Councillor Ken Hicks disagreed saying he saw value in the new definition of “press.”
“The difference between [an] accredited media outlet in my understanding and let’s say, a regular blogger is that the accredited person that’s reporting on behalf of the media, they have someone overtop of them that they report to, an editor or something like that,” he said.
“Where a blogger reports to themselves, so there’s considerably less accountability.”
Hicks added that he’s not saying bloggers shouldn’t be able to report on town council.

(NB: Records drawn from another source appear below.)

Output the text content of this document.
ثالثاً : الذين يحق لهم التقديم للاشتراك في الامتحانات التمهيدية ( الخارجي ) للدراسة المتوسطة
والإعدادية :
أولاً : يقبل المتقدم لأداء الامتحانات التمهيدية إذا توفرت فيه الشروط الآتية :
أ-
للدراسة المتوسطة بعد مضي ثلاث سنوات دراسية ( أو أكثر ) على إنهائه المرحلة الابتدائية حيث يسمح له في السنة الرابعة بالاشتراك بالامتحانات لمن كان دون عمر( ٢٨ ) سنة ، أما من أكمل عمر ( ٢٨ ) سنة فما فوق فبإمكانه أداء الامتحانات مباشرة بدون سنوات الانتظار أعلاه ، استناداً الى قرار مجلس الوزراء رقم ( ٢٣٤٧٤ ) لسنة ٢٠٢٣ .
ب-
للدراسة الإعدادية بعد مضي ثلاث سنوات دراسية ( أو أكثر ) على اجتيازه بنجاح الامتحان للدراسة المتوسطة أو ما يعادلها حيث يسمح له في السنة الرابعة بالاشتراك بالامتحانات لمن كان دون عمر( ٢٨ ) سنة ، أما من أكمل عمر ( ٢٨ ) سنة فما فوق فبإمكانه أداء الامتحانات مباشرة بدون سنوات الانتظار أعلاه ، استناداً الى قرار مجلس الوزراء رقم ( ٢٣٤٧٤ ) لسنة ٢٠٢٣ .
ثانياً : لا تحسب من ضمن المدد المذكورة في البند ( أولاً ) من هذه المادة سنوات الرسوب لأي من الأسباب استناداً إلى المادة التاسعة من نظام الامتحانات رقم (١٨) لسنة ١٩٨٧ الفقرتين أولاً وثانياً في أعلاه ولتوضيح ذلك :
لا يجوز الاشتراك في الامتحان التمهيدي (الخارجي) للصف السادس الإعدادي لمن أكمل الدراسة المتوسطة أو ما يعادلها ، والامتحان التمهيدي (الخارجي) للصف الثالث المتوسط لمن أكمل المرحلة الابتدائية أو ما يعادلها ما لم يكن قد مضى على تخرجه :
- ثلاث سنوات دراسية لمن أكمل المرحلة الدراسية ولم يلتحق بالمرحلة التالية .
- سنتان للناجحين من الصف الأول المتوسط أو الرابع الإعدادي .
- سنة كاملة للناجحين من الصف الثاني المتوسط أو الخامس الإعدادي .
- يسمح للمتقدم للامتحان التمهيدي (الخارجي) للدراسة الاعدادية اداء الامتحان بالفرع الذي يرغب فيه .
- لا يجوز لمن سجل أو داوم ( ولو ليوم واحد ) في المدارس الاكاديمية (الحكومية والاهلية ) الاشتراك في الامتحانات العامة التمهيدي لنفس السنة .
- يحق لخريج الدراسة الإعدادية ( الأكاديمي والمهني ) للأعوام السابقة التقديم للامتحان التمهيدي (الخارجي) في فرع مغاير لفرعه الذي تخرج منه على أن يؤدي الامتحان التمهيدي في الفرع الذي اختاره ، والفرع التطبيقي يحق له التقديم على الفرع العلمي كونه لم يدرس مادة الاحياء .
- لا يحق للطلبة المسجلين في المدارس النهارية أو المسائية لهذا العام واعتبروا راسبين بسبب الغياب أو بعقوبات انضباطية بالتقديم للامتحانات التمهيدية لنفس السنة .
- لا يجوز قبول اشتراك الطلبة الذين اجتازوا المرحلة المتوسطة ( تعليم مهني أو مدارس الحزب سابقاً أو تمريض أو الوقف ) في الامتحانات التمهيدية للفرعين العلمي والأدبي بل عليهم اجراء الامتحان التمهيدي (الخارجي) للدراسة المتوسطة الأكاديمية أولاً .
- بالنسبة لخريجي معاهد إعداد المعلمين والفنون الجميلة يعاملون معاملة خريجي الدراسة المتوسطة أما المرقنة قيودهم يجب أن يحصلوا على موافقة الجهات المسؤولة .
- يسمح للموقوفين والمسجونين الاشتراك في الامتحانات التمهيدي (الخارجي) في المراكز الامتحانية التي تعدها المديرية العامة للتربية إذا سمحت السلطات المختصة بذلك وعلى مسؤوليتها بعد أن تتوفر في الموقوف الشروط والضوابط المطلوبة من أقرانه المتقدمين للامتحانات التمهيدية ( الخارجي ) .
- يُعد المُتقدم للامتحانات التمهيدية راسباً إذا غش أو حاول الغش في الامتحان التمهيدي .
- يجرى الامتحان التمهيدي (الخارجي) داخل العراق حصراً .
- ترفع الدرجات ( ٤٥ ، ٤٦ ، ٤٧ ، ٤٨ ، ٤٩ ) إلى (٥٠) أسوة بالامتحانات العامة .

“Of course, there’s tremendous value in that, but I think it’s important that we have a guideline like this in place so that it’s not the Wild West in here, that there is rules, there is procedures to follow.”
In the end, council agreed to consider the definition of “press” as well as other changes to the organization and procedures bylaw again in September.
Here is the proposed definition: “Press” means an individual reporting on behalf of an accredited media outlet including print, radio, and television medium. (Personal, non-commercial or enthusiast websites do not qualify as accredited media.)
Bruce Wark worked in broadcasting and journalism education for more than 35 years. He was at CBC Radio for nearly 20 years as senior editor of network programs such as The World at Six and World Report. He currently writes for The New Wark Times where this story first appeared on August 4, 2021.